At any rate, when I drove my 73 cross country both ways it drove and handled nicely with the polyurethane busings. But quite frankly, I believe one of the best improvements in ride is to stiffen the chassis with subrame connectors, etc.


So my point is as Hawk stated removing flex is the key to making the suspension actually work... You want predictable compliance from the suspension and a rock solid platform to attach that suspension to...

That predictable compliance comes from well designed shocks springs & sway bars...

There are different theories on handling

Some prefer beefy springs/sway bars & heavily valved springs

Others prefer moderate springs, big sway bars & well designed shocks... For a street car this is my preference..

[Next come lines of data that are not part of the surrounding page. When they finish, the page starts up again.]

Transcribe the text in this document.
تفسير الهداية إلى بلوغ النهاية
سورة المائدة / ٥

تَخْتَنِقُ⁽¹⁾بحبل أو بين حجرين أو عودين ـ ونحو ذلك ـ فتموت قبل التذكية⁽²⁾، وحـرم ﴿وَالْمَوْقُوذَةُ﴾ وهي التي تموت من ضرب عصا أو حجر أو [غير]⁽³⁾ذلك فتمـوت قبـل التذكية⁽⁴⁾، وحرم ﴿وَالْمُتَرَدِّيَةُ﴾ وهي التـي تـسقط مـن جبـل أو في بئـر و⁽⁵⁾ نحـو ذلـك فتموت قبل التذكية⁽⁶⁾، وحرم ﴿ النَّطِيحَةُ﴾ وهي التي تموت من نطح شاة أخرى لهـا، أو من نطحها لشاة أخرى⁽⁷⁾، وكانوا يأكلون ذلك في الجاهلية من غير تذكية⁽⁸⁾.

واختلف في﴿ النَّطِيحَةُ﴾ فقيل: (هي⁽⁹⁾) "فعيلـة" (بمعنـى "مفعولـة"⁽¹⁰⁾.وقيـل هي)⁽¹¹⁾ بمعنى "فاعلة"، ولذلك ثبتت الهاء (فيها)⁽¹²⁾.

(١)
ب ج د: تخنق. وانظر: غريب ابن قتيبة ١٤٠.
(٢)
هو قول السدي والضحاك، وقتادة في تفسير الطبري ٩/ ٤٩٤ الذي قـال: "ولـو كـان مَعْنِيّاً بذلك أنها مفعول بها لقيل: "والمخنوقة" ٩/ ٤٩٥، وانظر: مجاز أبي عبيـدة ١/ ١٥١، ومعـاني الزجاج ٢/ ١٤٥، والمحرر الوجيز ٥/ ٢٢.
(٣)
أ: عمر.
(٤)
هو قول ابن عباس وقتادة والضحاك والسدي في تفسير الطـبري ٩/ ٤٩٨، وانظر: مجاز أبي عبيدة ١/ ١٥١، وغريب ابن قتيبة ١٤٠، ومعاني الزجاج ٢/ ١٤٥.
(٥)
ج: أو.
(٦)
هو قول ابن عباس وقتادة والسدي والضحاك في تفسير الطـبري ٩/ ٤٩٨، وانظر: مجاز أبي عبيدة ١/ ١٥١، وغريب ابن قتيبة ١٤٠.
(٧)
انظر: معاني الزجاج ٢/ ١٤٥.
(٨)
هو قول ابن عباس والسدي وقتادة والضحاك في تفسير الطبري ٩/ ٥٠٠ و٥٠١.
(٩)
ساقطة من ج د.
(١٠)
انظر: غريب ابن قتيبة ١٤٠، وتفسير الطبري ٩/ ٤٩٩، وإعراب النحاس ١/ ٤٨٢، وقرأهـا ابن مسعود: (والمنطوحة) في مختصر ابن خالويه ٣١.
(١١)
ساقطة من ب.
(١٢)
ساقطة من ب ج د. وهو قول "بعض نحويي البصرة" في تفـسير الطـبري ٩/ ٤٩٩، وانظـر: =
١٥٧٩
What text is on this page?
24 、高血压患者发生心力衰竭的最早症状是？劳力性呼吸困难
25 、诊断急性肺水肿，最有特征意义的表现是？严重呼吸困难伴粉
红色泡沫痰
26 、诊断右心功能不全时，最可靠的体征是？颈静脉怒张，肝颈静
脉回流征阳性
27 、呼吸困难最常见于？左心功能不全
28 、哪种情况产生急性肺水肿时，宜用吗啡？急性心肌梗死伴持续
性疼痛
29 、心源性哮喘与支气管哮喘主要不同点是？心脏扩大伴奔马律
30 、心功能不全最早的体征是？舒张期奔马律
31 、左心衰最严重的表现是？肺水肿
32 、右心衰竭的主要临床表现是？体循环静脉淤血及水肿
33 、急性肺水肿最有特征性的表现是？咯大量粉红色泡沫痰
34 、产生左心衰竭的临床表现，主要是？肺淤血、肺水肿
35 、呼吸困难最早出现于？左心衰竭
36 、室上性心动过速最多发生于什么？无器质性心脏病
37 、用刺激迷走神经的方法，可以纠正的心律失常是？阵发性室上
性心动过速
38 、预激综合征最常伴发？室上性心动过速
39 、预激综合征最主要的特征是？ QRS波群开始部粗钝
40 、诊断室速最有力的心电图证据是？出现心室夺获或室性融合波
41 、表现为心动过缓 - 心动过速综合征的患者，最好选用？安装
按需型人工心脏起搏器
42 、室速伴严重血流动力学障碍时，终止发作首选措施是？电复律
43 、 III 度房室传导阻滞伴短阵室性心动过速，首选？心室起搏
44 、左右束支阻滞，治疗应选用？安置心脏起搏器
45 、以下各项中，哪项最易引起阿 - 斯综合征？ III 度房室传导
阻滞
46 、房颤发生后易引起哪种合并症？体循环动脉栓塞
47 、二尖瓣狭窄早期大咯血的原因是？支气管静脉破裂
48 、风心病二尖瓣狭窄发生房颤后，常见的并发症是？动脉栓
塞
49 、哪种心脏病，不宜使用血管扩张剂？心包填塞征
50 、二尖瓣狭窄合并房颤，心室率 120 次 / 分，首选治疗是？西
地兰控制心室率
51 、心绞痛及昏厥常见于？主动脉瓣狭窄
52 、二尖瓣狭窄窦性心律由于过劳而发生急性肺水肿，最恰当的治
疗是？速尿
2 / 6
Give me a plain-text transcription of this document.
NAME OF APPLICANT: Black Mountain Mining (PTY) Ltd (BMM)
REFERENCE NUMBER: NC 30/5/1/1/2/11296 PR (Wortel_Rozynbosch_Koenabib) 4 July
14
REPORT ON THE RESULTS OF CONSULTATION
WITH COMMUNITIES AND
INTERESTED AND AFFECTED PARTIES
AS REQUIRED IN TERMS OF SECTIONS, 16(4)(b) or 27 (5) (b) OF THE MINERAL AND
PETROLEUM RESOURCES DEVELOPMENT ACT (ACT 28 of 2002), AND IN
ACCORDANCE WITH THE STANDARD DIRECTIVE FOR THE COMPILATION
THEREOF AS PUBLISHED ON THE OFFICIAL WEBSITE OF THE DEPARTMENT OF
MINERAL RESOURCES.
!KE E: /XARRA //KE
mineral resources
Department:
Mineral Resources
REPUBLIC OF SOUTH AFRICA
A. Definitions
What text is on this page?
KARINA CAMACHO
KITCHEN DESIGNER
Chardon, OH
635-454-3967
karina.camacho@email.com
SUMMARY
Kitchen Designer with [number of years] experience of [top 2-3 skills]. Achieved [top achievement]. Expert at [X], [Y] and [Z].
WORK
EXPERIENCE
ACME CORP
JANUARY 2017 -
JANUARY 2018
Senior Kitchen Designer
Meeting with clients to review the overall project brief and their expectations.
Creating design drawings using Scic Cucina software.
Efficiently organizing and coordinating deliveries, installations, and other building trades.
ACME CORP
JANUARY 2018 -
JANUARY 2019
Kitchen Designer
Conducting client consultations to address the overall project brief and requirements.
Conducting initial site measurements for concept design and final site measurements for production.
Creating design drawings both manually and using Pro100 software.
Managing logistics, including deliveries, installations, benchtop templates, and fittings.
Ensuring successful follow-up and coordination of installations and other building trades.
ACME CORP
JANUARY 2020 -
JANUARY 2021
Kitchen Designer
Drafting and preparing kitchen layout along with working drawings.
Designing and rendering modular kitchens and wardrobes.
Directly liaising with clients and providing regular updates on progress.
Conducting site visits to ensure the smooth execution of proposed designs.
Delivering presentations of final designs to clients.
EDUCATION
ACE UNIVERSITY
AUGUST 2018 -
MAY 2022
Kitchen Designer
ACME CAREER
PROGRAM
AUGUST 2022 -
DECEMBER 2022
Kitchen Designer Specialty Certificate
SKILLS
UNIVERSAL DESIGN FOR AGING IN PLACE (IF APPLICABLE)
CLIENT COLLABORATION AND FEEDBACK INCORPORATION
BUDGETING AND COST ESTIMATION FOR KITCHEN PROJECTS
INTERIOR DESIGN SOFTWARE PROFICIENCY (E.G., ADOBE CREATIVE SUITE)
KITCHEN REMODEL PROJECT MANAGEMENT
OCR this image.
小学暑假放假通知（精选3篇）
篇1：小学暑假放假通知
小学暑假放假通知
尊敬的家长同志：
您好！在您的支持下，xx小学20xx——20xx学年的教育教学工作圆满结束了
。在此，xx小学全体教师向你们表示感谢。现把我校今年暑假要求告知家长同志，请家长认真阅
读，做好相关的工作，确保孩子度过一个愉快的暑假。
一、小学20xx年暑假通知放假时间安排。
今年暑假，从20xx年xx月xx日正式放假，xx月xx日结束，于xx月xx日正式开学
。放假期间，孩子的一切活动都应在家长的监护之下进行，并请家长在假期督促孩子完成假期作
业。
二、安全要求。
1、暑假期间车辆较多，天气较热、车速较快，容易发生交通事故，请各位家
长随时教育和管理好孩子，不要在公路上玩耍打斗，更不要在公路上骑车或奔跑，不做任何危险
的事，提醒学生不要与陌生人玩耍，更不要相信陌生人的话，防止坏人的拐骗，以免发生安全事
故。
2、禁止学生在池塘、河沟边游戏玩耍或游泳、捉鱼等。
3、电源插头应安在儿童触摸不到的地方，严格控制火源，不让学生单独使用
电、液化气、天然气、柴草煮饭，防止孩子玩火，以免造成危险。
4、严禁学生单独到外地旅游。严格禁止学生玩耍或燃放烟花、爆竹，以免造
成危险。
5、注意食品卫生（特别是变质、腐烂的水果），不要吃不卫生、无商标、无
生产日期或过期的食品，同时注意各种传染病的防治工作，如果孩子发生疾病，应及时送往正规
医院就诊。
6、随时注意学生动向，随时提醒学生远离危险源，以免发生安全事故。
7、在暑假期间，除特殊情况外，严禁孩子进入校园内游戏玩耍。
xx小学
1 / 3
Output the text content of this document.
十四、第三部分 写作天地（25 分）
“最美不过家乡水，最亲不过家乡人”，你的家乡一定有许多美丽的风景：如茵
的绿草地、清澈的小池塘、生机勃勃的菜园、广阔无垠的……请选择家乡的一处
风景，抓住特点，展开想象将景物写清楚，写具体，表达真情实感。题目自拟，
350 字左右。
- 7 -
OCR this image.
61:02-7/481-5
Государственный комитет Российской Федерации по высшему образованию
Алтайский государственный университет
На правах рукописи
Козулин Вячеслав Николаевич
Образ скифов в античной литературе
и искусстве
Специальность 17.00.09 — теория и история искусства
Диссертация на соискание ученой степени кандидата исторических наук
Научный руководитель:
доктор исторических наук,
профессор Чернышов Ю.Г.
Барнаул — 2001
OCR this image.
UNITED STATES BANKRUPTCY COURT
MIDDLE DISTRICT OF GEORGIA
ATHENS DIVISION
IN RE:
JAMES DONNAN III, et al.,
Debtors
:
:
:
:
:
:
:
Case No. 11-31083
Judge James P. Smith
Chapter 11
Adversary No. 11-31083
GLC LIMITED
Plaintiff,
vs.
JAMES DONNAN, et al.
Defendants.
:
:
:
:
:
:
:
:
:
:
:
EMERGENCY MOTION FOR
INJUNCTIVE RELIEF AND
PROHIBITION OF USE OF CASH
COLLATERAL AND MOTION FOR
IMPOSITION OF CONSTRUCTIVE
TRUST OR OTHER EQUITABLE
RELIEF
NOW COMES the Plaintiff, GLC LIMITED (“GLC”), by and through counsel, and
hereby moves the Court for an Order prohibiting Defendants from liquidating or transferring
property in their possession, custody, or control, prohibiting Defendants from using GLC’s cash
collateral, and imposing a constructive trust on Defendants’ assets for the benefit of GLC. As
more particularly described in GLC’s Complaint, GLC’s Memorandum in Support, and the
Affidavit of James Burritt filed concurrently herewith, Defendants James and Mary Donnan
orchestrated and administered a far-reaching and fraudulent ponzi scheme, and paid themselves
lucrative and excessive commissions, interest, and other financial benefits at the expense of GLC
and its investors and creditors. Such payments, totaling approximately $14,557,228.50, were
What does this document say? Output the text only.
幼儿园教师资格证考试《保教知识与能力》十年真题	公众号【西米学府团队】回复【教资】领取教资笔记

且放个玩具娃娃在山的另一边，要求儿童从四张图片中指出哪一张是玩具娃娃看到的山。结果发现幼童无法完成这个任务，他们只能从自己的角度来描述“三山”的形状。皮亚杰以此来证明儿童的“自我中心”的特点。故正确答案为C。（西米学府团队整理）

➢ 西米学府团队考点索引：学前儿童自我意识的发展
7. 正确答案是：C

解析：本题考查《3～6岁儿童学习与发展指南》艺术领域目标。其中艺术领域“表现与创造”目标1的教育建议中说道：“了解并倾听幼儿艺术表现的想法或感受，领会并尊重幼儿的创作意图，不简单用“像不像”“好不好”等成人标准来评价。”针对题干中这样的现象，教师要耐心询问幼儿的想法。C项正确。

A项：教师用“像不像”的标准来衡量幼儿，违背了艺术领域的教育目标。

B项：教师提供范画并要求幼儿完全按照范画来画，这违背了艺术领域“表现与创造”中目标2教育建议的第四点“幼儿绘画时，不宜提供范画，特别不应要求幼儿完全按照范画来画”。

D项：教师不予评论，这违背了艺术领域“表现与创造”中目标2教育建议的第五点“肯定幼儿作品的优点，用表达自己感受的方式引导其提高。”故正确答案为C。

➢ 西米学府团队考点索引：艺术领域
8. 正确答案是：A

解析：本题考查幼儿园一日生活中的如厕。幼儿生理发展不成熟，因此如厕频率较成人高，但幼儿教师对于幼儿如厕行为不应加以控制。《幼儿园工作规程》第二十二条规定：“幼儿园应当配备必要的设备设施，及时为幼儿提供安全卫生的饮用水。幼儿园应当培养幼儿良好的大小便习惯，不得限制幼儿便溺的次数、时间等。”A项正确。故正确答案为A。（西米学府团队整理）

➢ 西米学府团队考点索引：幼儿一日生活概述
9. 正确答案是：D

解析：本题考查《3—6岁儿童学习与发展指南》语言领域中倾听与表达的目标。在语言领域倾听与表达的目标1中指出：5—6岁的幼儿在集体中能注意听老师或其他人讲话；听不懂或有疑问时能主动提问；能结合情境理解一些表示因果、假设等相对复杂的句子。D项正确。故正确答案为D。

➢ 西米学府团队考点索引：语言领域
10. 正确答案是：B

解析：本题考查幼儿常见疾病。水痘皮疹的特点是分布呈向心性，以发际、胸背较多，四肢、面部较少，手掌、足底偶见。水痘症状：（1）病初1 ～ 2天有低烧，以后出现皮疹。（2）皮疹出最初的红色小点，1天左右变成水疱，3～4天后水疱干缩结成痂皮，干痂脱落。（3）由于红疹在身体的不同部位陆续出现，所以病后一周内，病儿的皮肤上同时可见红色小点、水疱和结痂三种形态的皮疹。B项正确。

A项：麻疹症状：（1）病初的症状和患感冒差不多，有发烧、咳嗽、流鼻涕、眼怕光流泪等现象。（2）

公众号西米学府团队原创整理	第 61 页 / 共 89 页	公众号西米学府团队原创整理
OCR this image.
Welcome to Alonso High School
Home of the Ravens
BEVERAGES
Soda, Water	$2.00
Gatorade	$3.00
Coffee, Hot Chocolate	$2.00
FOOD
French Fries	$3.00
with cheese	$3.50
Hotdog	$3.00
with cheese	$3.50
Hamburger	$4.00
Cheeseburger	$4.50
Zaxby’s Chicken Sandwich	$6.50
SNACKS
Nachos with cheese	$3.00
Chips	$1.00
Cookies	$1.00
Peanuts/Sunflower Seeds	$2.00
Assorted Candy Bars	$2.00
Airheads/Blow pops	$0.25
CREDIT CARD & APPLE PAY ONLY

Your 1' rear bar & 1.25" front bar definitely qualify Only question is frt/rear balance
 
Now I don’t know what to do. I wouldn’t think a few rubber isolation bushings on the body and cross member are going to cancel out all the other suspension upgrades. Bigger torsion bars, better Upper Control Arms, bigger front sway bar, reinforced LCAs, subframe connectors, firmer steering gear box. Urethane bushings in front and rear sway bars, upper control arms. Bilstein shocks in rear. All new ball joints, tie rod ends, adjusters, pitman arm, idler arm, etc.,

It’s gotta be way better than it was.

I know it's a gross oversimplification, but I'm going to say it's anyway. It's like three springs mounted in series...(1) steel K member and all the suspension stuff, (2) rubber isolator, and (3) steel body. You have beefed up two of the springs and still have one relatively soft spring. The effective spring of all three is still "soft" and your old one is really soft. You need a stiffer isolator by going with a urethane or metallic isolator material.

1/k effective=1/k1 + 1/k2 + 1/k3

Sure, the factory used those isolators to reduce road noise and vibration. However, I bet modern radial tire and shock absorber (damper) technologies are a vast improvement over what they used in 1974.

Replace your old rubber isolators with metallic ones.